Top Known Exploited Vulnerabilities in the financial sector.

LookingGlass Cyber released a blog today explaining the most prevalent known exploited vulnerabilities present in the US financial sector in November of last year.

Insurance most heavily impacted subsector.

Over half of the vulnerabilities detected by LookingGlass in November 2022 were found affecting insurance, with approximately a quarter composed of credit intermediaries, and a third resulting from third-party service providers. “The insurance subsector is a primary target for criminal activity as it hosts significant troves of PII and customer data, so it is noteworthy that this sector contains so many inferred open vulnerabilities compared to others in the financial services sector.”
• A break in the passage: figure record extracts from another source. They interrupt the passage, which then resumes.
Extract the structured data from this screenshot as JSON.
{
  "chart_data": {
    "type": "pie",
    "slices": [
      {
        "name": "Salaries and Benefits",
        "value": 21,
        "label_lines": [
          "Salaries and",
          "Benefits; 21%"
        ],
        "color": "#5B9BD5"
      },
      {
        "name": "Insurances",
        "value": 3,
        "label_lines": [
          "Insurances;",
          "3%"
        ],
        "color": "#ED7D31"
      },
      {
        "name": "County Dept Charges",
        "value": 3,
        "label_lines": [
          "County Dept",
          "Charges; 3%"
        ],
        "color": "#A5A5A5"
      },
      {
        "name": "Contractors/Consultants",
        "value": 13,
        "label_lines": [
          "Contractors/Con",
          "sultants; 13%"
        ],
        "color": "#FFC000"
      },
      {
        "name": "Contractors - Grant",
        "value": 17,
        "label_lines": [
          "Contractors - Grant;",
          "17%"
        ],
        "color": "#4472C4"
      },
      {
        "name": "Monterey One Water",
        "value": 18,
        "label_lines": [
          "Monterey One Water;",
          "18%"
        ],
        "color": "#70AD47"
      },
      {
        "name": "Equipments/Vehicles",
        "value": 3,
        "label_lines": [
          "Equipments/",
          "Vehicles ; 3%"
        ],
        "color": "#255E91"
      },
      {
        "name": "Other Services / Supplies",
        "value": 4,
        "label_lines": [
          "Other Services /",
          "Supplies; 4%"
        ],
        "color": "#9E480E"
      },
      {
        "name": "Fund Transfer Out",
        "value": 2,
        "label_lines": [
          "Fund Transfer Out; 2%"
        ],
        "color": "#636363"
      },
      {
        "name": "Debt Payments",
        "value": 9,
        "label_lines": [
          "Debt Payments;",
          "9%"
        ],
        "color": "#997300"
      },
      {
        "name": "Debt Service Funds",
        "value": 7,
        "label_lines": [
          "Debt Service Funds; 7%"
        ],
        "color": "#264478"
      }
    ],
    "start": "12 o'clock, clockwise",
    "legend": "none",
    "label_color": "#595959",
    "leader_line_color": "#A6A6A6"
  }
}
Most prevalent KEVs in the sector.

The most commonly observed KEV in the US financial services sector was CVE-2015-1635. The seven year old Remote Code Execution vulnerability is said to impact Windows, and is still common in critical infrastructure today. “Successful exploitation of this vulnerability allows a remote attacker to cause a buffer overflow and potentially execute arbitrary code with system privileges. Inclusion in CISA’s KEV Catalog indicates that this vulnerability has been observed exploited in the wild, though we have no reporting to indicate the type of actor or attribution to a specific adversary at this time.”

The second most common was CVE-2021-31206, which impacts Microsoft Exchange Server and was said in a CISA bulletin to be potentially affiliated with the Iranian government’s Islamic Revolutionary Guard Corps (IRGC), but did not explicitly link the vulnerability to Iranian actors. Researchers say they observed this vulnerability open in the sector 700 times in November 2022.